Swingle et al. (1981) compared the irritant effects of croton oil and cantharidin on mouse ears. Topically applied triamcinolone acetonide effectively inhibited the inflammation produced by the croton oil. Topically applied isoproterenol sulfate (in a pyridine/ether/water solution) also produced marked inhibition of the inflammation, whilst indomethacin (applied in acetone solution) produced some inhibition of inflammation and was the most effective of the non-steroidal anti-inflammatory compounds tested. The inflammation and epidermal hyperproliferation caused by TPA (see below) may be inhibited in guinea pigs by indomethacin (Bourin et al. 1982).

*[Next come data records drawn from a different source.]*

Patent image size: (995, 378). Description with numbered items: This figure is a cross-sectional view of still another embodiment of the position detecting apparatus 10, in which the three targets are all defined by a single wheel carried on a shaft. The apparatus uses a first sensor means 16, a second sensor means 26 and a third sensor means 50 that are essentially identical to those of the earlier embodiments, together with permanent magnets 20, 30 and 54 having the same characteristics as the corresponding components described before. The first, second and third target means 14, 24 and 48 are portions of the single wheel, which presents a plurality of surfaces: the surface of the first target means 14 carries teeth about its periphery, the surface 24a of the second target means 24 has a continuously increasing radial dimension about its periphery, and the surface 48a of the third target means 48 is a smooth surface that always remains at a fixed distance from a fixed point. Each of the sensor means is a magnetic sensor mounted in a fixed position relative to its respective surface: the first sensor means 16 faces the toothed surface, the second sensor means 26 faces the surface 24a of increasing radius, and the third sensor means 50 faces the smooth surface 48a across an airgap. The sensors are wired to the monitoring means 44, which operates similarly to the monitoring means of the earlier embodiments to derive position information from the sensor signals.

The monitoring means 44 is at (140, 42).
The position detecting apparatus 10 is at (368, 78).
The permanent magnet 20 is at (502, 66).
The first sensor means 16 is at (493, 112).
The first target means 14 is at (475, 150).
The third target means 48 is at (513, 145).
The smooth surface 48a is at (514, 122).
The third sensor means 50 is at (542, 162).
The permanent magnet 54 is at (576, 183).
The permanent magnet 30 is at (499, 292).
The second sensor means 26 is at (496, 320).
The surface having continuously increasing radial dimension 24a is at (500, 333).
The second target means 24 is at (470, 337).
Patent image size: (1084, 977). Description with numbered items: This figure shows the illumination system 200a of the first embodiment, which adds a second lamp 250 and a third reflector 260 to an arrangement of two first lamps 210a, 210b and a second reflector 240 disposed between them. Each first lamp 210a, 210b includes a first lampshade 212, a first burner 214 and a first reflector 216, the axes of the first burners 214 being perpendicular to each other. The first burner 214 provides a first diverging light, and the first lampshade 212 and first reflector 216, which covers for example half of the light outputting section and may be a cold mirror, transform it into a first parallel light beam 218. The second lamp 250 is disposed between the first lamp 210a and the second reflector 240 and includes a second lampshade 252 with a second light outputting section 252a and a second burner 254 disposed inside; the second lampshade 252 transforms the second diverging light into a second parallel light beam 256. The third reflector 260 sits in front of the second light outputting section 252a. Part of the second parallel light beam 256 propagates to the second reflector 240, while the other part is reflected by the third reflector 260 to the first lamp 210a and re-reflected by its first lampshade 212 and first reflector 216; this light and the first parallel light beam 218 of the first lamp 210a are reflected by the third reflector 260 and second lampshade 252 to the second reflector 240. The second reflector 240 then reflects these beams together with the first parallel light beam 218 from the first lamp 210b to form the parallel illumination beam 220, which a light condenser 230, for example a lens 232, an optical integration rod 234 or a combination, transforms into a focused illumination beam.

A detailed histopathological study of the effects of croton oil on the skin was made by Bandmann (1960). Electron microscopic studies of croton oil dermatitis were made by Metz (1972). Early changes in the epidermis following application of croton oil were described by Takigawa et al. (1978). Techniques for testing irritant effects of croton oil in man, using a Duhring chamber, were described by Frosch & Kligman (1979). A procedure for the comparative irritancy testing of purified croton oil constituents and related "euphorbia irritants" utilising mouse ears has been described by Evans & Schmidt (1979a).
The phorbol-12,13-diesters in the seed oil are responsible for its irritant and purgative activity. Most of these esters are also potent cocarcinogens when applied to mouse skin (Hecker 1968, Hecker & Schmidt 1974). Irritant contact dermatitis in humans from esters of phorbol and related diterpene polyols was reported by Hickey et al. (1981).
The biochemical research tool known as TPA, PMA, or compound A1 is 12-O-tetradecanoylphorbol-13-acetate. It is derived commercially from croton oil. TPA is used in the study of co-carcinogenicity or tumour promotion, and a variety of other phenomena such as the production of inflammation and platelet aggregation (Evans & Soper 1978, Evans & Taylor 1983).